Au-delà de l’immobilier : impact sur la performance et rentabilité long terme
Réduire la recherche d’un site industriel à une simple transaction immobilière est une erreur fondamentale qui peut grever la rentabilité de l’entreprise durablement. Le coût d’acquisition ou de location du terrain ne représente souvent qu’une fraction marginale du coût total de possession (Total Cost of Ownership – TCO) sur la durée de vie de l’usine. Les véritables gisements de rentabilité ou, à l’inverse, les gouffres financiers, se cachent dans les coûts d’exploitation induits par la localisation. Une mauvaise isolation thermique dans une région aux hivers rudes, une distance excessive par rapport aux nœuds de transport ou une faible disponibilité énergétique sont autant de facteurs qui érodent la marge jour après jour.
L’impact sur la performance se mesure également à travers la capacité du site à évoluer. Un terrain enclavé, sans possibilité d’extension ou soumis à des restrictions environnementales strictes, peut devenir un frein majeur lorsque l’entreprise souhaite augmenter ses capacités de production. La rentabilité à long terme dépend donc de la flexibilité offerte par le site. Il est impératif d’intégrer dans l’équation financière les coûts de maintenance, les taxes locales spécifiques, mais aussi les économies d’échelle potentielles réalisables grâce à une mutualisation des services dans certaines zones industrielles modernes.

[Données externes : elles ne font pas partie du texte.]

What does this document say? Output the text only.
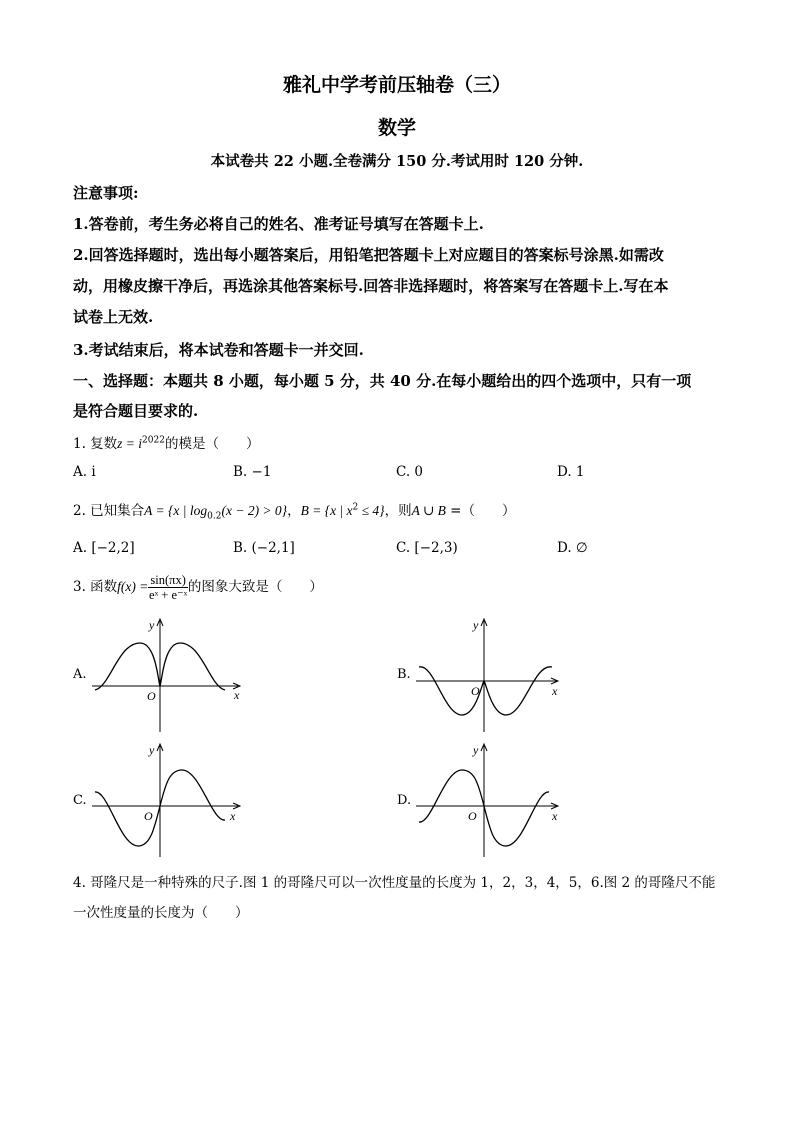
雅礼中学考前压轴卷（三）
数学
本试卷共 22 小题.全卷满分 150 分.考试用时 120 分钟.
注意事项:
1.答卷前，考生务必将自己的姓名、准考证号填写在答题卡上.
2.回答选择题时，选出每小题答案后，用铅笔把答题卡上对应题目的答案标号涂黑.如需改
动，用橡皮擦干净后，再选涂其他答案标号.回答非选择题时，将答案写在答题卡上.写在本
试卷上无效.
3.考试结束后，将本试卷和答题卡一并交回.
一、选择题：本题共 8 小题，每小题 5 分，共 40 分.在每小题给出的四个选项中，只有一项
是符合题目要求的.
1. 复数$z = i^{2022}$的模是（　　）
A. i	B. −1	C. 0	D. 1
2. 已知集合A = {x | $\log_{0.2}(x - 2) > 0$}，B = {x | $x^2 \le 4$}，则A ∪ B =（　　）
A. [−2,2]	B. (−2,1]	C. [−2,3)	D. ∅
3. 函数$f(x) = \frac{\sin(\pi x)}{\text{eˣ + e⁻ˣ}}$ 的图象大致是（　　）
A.	B.
C.	D.
x
y
O	x
y
O
x
y
O	x
y
O
4. 哥隆尺是一种特殊的尺子.图 1 的哥隆尺可以一次性度量的长度为 1，2，3，4，5，6.图 2 的哥隆尺不能
一次性度量的长度为（　　）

Comment un emplacement industriel devient un avantage concurrentiel durable
Un emplacement judicieusement choisi se transforme rapidement en un levier de différenciation puissant. Dans l’industrie moderne, la vitesse d’exécution et la fiabilité sont devenues des critères d’achat aussi importants que le prix du produit lui-même. Une entreprise située à un carrefour logistique stratégique en Suisse, capable de livrer ses clients européens en 24 heures grâce à une connexion directe aux grands axes, possède un avantage concurrentiel indéniable sur un rival mal positionné. De même, la proximité immédiate avec des centres de recherche de pointe, tels que l’EPFL ou l’ETH Zurich, favorise l’innovation ouverte et le transfert de technologie, permettant de maintenir une longueur d’avance sur le marché.
L’intégration dans un tissu industriel dense permet également de bénéficier d’effets de réseau. La présence de sous-traitants spécialisés, de fournisseurs de services de maintenance industrielle ou de laboratoires de contrôle qualité à quelques kilomètres réduit les temps d’arrêt et sécurise la chaîne de valeur. Pour approfondir ces dynamiques, il est pertinent de consulter des ressources spécialisées telles que celles proposées par ce guide complet sur les données industrielles en Suisse, qui met en lumière comment l’emplacement influence la visibilité et l’efficacité opérationnelle.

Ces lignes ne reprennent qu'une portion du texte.